6. VI. THE HOLE IN THE WALL (continued)

Prior's Park, or, more properly, the surrounding district of Holinwall, was a country seat that had become a suburb; having once had only a dependent village at its doors, it now found outside all its doors the signals of the expansion of London. Mr. Haddow, who was engaged in historical researches both in the library and the locality, could find little assistance in the latter. He had already realized, from the documents, that Prior's Park had originally been something like Prior's Farm, named after some local figure, but the new social conditions were all against his tracing the story by its traditions. Had any of the real rustics remained, he would probably have found some lingering legend of Mr. Prior, however remote he might be. But the new nomadic population of clerks and artisans, constantly shifting their homes from one suburb to another, or their children from one school to another, could have no corporate continuity. They had all that forgetfulness of history that goes everywhere with the extension of education.

Nevertheless, when he came out of the library next morning and saw the wintry trees standing round the frozen pond like a black forest, he felt he might well have been far in the depths of the country.

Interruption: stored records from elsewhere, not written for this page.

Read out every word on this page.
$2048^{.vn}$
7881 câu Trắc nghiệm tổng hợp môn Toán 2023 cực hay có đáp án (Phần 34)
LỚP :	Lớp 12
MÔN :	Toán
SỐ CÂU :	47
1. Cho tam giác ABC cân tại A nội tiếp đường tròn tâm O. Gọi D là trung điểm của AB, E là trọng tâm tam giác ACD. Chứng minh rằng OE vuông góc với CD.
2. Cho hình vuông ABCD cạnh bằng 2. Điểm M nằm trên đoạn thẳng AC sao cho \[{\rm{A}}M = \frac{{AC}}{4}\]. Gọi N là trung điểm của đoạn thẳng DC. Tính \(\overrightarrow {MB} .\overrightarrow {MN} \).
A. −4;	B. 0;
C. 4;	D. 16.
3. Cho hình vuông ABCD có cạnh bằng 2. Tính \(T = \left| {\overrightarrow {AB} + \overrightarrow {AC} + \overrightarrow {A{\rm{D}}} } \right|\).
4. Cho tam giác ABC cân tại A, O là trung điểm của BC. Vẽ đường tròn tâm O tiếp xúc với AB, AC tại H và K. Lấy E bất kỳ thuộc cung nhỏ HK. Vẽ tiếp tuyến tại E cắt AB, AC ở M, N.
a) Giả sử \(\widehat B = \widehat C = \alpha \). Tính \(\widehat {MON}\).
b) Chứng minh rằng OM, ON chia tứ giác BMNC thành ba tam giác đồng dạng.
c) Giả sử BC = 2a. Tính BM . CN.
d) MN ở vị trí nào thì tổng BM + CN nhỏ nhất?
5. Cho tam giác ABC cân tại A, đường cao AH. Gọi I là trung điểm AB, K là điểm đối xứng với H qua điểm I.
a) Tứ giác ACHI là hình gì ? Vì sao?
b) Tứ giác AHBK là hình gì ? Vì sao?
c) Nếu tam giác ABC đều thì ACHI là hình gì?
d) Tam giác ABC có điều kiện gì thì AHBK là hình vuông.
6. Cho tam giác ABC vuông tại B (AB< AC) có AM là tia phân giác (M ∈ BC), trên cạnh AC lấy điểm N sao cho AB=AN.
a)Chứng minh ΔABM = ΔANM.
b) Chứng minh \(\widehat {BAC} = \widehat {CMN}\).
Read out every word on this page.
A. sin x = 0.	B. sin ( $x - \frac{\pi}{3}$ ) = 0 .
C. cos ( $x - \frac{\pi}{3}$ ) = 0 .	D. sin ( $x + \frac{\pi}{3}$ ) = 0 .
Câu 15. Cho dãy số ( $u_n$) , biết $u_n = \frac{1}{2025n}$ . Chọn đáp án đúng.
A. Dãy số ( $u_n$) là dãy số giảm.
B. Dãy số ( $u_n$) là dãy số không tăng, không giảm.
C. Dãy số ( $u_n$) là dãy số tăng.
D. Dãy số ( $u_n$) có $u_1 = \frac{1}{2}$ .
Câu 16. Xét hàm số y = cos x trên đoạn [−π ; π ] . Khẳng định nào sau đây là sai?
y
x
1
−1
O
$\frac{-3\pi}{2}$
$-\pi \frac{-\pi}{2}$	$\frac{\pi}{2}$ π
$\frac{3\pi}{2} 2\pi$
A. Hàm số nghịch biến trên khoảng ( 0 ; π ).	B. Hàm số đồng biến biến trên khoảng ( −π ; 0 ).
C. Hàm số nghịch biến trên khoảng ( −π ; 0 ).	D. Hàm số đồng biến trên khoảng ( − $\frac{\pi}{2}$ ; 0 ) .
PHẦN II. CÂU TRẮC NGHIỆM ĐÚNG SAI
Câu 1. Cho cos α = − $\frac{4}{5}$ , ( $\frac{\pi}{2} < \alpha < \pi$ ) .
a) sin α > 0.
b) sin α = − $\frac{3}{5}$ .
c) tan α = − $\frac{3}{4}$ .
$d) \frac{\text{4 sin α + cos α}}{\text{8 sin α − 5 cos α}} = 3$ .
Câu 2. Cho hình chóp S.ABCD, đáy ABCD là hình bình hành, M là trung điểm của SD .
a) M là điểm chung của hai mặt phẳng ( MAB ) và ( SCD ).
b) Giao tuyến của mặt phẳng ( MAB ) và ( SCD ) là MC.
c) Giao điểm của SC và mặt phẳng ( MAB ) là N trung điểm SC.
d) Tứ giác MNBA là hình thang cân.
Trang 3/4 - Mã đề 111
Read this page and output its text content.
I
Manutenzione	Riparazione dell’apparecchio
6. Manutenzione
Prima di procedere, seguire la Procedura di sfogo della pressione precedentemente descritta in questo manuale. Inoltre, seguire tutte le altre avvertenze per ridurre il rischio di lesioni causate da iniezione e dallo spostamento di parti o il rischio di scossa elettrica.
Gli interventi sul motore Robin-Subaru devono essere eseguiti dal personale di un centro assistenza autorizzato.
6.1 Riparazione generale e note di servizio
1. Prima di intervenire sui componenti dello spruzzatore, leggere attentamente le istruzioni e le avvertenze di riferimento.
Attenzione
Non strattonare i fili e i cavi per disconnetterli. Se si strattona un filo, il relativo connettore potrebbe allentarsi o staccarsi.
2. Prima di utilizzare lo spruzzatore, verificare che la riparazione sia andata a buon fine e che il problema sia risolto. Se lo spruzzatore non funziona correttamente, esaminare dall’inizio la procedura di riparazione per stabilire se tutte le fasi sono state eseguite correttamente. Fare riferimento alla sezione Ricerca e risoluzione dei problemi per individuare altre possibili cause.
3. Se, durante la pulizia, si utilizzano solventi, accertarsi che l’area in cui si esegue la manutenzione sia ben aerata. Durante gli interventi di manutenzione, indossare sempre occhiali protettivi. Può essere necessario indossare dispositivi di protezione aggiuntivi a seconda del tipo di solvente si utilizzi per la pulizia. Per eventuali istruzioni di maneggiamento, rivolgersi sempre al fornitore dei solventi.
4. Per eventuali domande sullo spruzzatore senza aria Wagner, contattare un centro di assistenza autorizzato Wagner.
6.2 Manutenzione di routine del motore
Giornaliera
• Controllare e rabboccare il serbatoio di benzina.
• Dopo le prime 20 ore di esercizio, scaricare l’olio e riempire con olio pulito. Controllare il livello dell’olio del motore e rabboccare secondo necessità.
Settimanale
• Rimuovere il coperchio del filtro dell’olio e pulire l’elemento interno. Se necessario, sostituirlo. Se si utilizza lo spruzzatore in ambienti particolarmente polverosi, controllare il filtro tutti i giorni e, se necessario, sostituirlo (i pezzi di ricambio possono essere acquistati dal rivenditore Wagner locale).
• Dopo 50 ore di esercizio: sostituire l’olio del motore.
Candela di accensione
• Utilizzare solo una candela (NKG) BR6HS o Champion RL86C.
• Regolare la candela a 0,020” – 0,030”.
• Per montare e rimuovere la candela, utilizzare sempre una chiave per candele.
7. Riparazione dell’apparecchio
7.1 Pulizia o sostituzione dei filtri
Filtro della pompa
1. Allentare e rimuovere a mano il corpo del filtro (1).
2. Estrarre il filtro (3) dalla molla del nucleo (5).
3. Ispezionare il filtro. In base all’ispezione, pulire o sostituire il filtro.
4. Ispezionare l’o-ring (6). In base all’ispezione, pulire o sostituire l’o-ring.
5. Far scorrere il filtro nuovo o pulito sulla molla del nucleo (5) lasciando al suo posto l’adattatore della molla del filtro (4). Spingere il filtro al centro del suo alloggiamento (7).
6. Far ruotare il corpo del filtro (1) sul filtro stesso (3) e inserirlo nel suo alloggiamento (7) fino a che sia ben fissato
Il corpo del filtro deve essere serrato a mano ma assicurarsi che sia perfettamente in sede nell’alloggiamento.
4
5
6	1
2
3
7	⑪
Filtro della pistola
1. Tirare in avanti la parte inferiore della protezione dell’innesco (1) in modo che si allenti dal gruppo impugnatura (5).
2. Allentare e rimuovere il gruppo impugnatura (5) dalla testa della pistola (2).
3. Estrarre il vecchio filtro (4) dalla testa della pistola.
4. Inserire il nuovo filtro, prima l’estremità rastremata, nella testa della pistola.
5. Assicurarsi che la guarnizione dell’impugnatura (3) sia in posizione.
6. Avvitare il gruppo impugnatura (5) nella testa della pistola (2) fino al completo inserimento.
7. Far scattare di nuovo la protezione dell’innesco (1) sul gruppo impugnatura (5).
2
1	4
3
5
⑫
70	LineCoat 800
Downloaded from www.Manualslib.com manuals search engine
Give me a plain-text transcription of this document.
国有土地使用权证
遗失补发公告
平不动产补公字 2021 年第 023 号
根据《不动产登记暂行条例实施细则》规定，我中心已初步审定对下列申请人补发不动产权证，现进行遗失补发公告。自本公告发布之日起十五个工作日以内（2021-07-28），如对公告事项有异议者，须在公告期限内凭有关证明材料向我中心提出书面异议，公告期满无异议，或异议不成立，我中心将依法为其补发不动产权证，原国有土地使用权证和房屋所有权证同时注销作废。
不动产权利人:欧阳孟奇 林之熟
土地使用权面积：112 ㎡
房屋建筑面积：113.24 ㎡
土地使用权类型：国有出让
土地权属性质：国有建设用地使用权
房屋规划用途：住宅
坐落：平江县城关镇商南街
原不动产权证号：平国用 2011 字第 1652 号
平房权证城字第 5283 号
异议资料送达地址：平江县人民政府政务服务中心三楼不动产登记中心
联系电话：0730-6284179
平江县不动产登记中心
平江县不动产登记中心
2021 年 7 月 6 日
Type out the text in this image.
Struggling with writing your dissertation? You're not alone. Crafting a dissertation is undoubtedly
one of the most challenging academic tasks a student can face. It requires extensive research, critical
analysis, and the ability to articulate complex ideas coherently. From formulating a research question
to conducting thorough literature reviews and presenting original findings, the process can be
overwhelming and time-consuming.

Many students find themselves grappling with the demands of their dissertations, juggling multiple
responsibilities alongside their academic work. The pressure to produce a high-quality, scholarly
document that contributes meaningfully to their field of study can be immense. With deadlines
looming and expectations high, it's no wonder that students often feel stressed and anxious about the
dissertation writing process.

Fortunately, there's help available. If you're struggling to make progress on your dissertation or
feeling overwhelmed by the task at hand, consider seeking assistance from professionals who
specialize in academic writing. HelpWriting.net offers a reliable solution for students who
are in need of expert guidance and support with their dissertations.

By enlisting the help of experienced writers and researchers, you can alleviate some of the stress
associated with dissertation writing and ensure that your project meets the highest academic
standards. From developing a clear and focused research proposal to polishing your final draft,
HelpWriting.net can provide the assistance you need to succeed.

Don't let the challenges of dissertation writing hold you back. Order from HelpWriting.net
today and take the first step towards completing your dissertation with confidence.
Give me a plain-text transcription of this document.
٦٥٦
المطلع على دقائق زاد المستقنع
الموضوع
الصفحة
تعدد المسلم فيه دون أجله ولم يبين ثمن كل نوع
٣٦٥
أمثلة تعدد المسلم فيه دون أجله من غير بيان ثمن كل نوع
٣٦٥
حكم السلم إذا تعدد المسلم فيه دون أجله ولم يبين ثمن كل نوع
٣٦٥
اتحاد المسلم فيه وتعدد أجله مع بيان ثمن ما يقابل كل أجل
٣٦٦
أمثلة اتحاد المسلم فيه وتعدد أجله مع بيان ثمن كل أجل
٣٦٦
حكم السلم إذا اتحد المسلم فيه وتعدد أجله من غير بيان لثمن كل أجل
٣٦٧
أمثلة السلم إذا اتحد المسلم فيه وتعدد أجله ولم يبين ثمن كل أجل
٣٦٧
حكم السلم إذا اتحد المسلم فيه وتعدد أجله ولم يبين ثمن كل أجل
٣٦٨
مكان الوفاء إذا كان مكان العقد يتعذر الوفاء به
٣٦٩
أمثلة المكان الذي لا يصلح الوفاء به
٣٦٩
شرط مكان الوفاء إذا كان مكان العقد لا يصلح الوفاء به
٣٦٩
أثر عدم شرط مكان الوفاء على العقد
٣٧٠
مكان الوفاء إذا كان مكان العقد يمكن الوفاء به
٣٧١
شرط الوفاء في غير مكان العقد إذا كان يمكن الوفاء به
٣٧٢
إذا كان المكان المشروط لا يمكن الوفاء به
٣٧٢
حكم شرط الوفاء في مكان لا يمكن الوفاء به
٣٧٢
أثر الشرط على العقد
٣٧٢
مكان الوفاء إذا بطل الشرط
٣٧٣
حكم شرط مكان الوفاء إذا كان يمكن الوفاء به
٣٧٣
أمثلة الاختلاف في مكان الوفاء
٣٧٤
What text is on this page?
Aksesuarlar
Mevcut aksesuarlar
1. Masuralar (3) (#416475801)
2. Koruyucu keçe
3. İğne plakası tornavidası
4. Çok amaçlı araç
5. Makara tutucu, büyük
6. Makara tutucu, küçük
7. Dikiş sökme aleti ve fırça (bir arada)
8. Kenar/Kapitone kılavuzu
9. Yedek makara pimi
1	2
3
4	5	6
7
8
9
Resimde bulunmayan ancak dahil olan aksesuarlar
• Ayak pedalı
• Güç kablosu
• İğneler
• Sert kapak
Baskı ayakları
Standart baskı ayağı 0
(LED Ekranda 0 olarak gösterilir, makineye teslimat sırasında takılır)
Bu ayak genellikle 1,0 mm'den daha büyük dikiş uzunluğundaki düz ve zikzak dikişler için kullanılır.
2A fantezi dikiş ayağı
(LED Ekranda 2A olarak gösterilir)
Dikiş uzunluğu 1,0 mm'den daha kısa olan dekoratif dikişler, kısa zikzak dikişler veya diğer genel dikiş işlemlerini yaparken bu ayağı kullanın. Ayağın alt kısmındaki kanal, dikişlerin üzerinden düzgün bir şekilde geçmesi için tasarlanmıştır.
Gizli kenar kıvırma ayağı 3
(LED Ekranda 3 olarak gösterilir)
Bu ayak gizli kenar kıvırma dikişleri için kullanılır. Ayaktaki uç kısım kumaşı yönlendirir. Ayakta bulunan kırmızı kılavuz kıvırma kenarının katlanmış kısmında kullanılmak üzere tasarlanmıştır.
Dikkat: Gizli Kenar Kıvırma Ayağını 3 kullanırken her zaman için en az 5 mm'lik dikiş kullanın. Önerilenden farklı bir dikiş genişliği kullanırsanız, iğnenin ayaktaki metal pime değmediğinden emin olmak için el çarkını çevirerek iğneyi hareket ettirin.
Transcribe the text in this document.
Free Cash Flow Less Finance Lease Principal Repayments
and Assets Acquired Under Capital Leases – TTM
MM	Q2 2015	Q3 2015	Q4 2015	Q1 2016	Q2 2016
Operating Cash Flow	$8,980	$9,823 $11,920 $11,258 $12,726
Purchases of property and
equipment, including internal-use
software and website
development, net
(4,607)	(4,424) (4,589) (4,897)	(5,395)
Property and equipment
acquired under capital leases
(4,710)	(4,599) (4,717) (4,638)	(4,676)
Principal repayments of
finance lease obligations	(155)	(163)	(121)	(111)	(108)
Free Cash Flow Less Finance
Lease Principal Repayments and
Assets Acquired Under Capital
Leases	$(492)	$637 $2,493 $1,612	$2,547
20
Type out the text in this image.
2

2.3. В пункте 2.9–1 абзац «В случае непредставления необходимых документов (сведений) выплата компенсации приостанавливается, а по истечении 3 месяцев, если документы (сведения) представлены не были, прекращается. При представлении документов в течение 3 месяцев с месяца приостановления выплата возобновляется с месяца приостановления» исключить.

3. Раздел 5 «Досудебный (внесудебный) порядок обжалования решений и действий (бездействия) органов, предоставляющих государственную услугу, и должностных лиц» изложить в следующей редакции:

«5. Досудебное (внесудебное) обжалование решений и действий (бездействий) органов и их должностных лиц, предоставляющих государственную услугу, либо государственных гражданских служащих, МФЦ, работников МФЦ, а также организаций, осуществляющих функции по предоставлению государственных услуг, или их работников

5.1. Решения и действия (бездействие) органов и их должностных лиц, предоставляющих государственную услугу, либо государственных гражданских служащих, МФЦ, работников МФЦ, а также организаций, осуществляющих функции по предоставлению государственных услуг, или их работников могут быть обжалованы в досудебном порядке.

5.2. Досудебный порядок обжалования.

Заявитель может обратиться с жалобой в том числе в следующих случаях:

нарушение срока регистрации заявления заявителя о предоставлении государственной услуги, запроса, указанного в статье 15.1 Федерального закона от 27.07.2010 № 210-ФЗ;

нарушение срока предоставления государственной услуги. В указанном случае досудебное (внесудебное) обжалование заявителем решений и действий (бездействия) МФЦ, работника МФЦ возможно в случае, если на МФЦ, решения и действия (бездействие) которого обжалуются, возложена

The old wall running round the park kept that inclosure itself still entirely rural and romantic, and one could easily imagine that the depths of that dark forest faded away indefinitely into distant vales and hills. The gray and black and silver of the wintry wood were all the more severe or somber as a contrast to the colored carnival groups that already stood on and around the frozen pool. For the house party had already flung themselves impatiently into fancy dress, and the lawyer, with his neat black suit and red hair, was the only modern figure among them.

"Aren't you going to dress up?" asked Juliet, indignantly shaking at him a horned and towering blue headdress of the fourteenth century which framed her face very becomingly, fantastic as it was. "Everybody here has to be in the Middle Ages. Even Mr. Brain has put on a sort of brown dressing gown and says he's a monk; and Mr. Fisher got hold of some old potato sacks in the kitchen and sewed them together; he's supposed to be a monk, too. As to the prince, he's perfectly glorious, in great crimson robes as a cardinal. He looks as if he could poison everybody. You simply must be something."